Sentiment is minimal, naturalism is all, and it is very moving
Inevitably, the little girls compete. When they both hurry off to collect the lettuce that Marga has asked for, Frida brings back a cabbage instead. Anna arrives a few moments later with the correct item. She, of course, knows the difference.
It is said that the two young actors were cast because a power struggle quickly developed between them during auditions. It that did indeed happen, it is sensitively captured here, allowing for the perspective of both girls to be expressed.
It can be painful to watch Frida’s mis-steps on her journey as she figures out where she sits in her new family. In one scene that prompts an uneasy sense of anticipation she attempts to act the coquette in lipstick, feather boa and long adult boots, while in another she tries to lose her trusting cousin in the woods. When Frida packs up one night to leave, Anna wants to know why. It’s because no one loves her. Anna responds without a moment’s hesitation ‘I love you’.
Marga and her new ‘daughter’ also need to bond, and here again the filmmaker shows her considerable skill. How difficult a new arrival must be for a young mother with her own child to raise. For Anna’s parents, it’s a question of having hope and confidence in including Frida in their little family unit, while protecting what they already cherish, and it is not inconsiderable. The images of family life here are some of the loveliest I’ve seen on screen.

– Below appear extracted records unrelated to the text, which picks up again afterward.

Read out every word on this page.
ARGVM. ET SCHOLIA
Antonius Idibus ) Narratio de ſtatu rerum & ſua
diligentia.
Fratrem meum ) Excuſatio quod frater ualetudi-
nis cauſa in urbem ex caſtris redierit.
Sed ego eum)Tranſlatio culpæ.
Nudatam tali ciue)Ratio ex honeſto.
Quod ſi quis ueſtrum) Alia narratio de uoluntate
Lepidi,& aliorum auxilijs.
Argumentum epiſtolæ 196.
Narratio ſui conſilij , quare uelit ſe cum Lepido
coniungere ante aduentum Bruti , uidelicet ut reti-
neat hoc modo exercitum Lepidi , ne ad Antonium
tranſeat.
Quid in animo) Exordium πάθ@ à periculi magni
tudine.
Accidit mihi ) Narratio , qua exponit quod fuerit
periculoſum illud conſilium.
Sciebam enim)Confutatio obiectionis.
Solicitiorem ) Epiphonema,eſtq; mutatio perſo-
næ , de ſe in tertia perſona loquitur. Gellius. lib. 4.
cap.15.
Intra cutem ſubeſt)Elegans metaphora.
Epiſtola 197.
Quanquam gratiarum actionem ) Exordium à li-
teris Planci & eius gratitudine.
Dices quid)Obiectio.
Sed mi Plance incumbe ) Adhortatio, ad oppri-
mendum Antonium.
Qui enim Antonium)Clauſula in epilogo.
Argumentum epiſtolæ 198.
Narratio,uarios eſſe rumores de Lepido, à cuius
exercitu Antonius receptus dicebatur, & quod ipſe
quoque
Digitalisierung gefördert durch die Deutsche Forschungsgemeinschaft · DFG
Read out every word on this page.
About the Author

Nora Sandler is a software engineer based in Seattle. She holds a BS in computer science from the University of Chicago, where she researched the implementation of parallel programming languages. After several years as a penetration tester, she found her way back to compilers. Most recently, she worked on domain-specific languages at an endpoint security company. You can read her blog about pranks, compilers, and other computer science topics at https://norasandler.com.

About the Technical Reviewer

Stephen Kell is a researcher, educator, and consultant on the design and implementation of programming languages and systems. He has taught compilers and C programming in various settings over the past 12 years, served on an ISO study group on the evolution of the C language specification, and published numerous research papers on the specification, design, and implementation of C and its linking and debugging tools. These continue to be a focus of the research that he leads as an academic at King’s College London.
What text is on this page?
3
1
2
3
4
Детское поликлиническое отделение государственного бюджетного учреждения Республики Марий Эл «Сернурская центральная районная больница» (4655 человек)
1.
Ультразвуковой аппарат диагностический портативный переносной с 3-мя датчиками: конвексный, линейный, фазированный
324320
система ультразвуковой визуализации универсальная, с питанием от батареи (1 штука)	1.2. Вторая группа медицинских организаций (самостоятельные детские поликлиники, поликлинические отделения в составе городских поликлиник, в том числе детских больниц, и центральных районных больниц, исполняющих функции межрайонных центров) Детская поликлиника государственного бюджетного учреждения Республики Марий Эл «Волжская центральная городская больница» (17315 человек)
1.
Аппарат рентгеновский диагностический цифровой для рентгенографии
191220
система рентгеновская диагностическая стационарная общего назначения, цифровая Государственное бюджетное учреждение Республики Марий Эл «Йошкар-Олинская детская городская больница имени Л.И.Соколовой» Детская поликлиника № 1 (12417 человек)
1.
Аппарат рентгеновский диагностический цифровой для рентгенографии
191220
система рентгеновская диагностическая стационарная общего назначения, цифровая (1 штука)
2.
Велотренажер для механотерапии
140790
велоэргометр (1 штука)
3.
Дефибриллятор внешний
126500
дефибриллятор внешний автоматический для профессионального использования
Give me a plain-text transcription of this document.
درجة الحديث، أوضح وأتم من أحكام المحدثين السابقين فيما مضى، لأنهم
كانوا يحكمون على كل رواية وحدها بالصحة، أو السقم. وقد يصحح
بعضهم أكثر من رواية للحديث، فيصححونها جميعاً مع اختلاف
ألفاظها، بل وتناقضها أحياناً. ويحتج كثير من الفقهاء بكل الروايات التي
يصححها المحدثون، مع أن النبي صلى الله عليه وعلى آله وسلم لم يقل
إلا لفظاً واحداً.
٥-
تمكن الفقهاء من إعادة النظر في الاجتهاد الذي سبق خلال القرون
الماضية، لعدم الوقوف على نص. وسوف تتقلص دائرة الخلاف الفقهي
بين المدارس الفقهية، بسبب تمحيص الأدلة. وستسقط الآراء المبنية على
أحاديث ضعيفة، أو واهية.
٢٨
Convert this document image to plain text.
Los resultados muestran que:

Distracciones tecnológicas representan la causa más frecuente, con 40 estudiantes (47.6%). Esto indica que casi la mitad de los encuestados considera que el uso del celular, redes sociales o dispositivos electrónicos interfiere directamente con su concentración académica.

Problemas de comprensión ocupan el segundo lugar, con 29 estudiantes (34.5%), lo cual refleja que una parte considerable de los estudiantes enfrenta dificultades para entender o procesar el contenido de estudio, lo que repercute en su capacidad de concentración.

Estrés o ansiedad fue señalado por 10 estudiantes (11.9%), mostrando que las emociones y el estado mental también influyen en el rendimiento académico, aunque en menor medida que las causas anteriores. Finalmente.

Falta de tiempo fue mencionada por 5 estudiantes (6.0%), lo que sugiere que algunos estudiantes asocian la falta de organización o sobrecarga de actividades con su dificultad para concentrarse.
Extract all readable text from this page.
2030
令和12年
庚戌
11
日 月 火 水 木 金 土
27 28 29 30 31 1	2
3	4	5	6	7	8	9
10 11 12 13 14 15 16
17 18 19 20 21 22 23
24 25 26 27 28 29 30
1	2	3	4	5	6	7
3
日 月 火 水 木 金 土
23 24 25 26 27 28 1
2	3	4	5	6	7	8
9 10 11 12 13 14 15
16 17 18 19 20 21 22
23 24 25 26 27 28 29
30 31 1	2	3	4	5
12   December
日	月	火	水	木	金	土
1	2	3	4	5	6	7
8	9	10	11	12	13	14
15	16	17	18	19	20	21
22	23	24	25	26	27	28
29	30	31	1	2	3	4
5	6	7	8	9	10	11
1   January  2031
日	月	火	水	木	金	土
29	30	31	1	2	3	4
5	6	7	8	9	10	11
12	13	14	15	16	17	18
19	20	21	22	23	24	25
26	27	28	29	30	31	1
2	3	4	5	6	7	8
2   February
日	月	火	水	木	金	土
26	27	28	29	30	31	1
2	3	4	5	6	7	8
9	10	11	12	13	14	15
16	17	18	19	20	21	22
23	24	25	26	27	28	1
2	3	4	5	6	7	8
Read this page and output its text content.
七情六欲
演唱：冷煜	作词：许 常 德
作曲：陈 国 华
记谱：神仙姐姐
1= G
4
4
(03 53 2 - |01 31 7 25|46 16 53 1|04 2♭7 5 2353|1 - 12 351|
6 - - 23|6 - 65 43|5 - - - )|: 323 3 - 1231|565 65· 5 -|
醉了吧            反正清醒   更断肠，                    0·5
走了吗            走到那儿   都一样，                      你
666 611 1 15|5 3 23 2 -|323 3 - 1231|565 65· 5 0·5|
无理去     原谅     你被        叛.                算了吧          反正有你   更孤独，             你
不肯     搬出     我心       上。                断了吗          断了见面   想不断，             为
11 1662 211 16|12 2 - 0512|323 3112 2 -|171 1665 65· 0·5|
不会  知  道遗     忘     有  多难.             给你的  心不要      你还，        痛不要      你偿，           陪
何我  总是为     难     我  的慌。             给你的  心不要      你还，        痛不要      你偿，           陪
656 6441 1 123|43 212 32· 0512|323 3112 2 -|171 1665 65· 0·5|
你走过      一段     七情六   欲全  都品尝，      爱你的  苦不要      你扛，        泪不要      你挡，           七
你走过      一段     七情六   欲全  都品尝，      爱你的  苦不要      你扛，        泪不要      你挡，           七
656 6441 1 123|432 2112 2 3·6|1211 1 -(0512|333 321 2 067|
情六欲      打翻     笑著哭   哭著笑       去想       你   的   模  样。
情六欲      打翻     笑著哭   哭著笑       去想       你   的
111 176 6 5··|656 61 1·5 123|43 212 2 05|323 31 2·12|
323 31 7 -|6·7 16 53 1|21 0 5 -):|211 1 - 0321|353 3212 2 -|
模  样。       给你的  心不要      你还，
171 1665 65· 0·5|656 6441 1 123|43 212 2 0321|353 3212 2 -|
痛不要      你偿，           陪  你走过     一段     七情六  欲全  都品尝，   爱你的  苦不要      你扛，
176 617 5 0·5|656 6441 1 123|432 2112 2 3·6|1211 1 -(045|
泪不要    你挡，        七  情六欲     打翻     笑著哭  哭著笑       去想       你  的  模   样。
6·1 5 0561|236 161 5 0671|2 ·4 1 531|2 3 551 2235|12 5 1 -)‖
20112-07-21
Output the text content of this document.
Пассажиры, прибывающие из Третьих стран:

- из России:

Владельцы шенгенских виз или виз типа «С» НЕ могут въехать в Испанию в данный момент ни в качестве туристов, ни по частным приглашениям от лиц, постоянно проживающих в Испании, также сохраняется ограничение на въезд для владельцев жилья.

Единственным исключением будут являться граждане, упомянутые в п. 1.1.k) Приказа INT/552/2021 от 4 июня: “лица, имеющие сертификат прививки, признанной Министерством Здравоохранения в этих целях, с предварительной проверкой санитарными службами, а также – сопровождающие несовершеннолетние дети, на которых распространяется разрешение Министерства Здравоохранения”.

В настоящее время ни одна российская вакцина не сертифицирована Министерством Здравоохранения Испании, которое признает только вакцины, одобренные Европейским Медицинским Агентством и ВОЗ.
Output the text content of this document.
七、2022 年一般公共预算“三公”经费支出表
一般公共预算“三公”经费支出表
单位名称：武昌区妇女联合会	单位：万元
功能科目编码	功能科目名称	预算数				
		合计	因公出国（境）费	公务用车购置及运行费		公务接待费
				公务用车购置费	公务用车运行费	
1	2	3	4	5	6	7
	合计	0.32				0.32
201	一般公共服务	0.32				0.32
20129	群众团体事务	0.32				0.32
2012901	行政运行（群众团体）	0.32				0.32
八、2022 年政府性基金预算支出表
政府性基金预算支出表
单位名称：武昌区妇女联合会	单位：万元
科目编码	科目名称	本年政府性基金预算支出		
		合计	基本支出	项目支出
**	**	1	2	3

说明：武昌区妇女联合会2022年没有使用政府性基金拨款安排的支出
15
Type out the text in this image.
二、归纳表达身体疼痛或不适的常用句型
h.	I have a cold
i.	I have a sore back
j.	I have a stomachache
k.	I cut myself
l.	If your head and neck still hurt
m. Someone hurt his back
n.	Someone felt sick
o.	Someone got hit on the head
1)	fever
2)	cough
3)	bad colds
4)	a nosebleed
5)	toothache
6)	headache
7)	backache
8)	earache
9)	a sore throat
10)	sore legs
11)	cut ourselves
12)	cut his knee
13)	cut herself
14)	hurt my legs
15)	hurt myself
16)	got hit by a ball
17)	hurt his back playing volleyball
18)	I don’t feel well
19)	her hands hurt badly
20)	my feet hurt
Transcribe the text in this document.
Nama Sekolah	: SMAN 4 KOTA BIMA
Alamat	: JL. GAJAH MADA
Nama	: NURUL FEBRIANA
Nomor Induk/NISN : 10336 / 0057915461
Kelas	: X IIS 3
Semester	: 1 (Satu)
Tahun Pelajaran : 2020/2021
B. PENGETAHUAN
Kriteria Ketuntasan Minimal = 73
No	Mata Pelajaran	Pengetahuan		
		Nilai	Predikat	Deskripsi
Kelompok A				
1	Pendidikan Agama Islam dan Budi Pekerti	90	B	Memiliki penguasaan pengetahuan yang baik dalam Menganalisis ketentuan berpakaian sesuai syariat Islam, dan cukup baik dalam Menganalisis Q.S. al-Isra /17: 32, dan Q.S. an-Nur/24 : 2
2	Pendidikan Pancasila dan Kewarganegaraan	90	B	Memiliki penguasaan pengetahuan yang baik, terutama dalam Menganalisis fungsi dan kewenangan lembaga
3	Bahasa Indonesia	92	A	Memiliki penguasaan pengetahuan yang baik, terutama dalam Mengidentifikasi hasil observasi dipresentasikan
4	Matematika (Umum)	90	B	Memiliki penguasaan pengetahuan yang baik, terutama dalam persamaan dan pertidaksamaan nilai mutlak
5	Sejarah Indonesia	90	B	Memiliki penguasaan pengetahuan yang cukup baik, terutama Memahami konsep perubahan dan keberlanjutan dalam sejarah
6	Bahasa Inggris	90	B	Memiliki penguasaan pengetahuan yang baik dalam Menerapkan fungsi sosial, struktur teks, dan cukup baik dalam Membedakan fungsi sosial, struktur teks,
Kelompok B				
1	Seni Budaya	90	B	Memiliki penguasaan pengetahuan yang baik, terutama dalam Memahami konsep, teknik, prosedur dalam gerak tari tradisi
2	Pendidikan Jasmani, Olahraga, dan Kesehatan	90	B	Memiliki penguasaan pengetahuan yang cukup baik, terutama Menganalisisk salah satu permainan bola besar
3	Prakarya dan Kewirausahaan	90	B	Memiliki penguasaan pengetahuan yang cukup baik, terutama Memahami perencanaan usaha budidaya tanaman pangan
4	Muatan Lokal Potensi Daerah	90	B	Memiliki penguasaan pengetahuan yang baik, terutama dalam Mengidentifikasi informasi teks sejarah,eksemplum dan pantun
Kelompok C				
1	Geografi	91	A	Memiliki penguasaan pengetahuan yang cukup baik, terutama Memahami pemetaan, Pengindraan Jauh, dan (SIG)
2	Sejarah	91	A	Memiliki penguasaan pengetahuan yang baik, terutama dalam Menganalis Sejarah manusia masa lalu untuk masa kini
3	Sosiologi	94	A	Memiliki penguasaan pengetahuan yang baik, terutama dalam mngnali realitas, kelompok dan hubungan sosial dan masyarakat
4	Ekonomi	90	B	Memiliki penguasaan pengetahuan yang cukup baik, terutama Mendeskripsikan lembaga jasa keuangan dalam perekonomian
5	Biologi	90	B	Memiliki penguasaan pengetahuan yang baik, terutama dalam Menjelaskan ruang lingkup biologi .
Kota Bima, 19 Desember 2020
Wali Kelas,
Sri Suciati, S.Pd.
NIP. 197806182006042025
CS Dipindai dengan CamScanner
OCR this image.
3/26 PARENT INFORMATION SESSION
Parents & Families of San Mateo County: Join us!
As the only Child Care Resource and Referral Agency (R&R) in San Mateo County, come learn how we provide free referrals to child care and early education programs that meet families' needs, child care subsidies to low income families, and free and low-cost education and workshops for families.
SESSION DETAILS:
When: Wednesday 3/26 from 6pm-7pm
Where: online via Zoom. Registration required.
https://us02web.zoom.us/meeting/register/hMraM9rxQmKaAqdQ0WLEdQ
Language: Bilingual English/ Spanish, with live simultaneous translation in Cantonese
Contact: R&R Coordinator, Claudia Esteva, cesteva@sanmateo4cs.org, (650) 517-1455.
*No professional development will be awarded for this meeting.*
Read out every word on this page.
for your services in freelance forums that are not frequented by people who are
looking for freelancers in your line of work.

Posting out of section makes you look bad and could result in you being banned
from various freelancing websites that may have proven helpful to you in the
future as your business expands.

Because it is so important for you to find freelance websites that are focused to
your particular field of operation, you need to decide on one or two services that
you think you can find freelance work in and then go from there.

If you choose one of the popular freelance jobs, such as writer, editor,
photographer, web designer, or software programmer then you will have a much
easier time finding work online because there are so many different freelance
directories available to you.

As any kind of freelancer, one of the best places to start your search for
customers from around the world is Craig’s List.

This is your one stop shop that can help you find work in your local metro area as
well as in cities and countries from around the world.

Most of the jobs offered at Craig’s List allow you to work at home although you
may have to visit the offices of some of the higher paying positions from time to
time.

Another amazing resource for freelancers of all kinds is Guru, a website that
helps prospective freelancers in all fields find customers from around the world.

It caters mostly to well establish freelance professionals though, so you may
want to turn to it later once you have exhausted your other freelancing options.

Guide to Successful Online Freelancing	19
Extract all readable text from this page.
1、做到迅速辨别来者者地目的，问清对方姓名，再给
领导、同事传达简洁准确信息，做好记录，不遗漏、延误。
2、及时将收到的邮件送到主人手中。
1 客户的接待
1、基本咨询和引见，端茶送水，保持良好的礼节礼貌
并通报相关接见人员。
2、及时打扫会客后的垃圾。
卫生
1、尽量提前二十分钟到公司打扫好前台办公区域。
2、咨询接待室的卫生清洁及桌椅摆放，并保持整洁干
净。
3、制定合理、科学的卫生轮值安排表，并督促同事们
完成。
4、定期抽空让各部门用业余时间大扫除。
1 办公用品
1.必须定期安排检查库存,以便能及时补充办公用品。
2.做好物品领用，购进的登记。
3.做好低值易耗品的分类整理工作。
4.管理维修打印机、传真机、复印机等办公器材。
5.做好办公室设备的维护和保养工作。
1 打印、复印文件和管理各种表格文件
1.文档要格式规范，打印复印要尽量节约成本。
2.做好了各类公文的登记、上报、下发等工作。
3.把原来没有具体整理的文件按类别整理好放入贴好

The delicate process of establishing a blended family that takes place before us is largely told from the perspective of a damaged and uncertain little girl, the odd one out. Sentiment is minimal, naturalism is all, and it is very moving.
The title also reminds us how many young lives were lost from AIDS-related illness, before there were ways to manage the disease. The point is made lightly, in a little scene in which Frida finally asks why her mother died. Was the doctor ‘new’?
Summer 1993 is an exquisite study of a young orphan who moves from grief and confusion to hope and belonging. A special film that the director has dedicated to her young mother.